Important Historical & Relevant Political Events:

In 2009, the Ethiopian Government enacted into law the Charities and Societies Proclamation and Anti-Terrorism Proclamation, both enacted in 2009, both damaging free democracy and limiting the practice of fundamental human rights, enabled abuse by security forces, and impeded efforts to promote accountability for such abuses in Ethiopia.

In 2010, the ruling Ethiopian Peoples’ Revolutionary Democratic Front (EPRDF) claimed to win 99.6% of the vote in elections that were deemed neither free nor fair, and claimed all 546 parliamentary seats in 2015--further consolidating the EPRDF’s single party rule.

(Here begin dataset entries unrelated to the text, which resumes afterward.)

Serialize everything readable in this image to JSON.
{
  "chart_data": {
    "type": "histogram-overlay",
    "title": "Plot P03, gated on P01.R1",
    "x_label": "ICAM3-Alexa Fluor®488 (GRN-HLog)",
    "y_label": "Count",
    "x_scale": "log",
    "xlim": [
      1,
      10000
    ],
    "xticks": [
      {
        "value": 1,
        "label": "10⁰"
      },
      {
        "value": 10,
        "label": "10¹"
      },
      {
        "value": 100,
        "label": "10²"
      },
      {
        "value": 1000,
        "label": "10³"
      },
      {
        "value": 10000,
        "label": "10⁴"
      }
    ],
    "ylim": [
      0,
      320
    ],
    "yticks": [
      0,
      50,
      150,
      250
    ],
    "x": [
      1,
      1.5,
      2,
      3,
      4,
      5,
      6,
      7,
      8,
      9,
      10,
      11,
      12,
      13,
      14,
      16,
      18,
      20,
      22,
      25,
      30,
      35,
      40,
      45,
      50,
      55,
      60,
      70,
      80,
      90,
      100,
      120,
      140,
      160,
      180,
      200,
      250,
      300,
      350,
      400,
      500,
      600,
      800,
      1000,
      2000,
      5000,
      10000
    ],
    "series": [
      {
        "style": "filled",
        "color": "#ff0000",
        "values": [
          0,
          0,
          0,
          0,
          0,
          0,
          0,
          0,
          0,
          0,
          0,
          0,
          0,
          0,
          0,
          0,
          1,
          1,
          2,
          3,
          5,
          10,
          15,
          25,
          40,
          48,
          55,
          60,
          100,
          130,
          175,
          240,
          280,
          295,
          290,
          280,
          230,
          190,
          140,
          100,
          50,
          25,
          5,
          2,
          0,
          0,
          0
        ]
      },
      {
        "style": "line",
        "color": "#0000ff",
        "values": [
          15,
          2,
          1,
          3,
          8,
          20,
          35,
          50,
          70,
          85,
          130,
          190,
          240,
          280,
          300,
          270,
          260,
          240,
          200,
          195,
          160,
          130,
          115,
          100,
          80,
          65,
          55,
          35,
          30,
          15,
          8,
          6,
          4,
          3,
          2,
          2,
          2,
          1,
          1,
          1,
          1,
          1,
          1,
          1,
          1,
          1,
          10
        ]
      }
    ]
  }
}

In 2015, government forces launched a violent crackdown on protests by ethnic Oromo and Amhara over their marginalization, resulting in hundreds of deaths and tens of thousands of arrests.

In 2017, the Department of State Country Report on Human Rights Practices for Ethiopia cited serious human rights violations, including arbitrary arrests, killings, and torture committed by security forces, restrictions on freedom of expression and freedom of association, politically motivated trials, harassment, and intimidation of opposition members and journalists.

In 2018, the Ethiopian Defense Minister announced a six-month state of emergency that further closes the space for peaceful political activity and contains broad restrictions that will facilitate government abuses.  During the Government’s previous state of emergency, from October 2016 until August 2017, security forces arrested more than 20,000 people and committed human rights violations.  

On March 28, 2018, the United Nations High Commission on Refugees (UNHCR) reported that about 9,600 Ethiopians--more than 80% women and children--crossed the border into Kenya after Ethiopian Government soldiers killed at least nine civilians and wounded dozens more.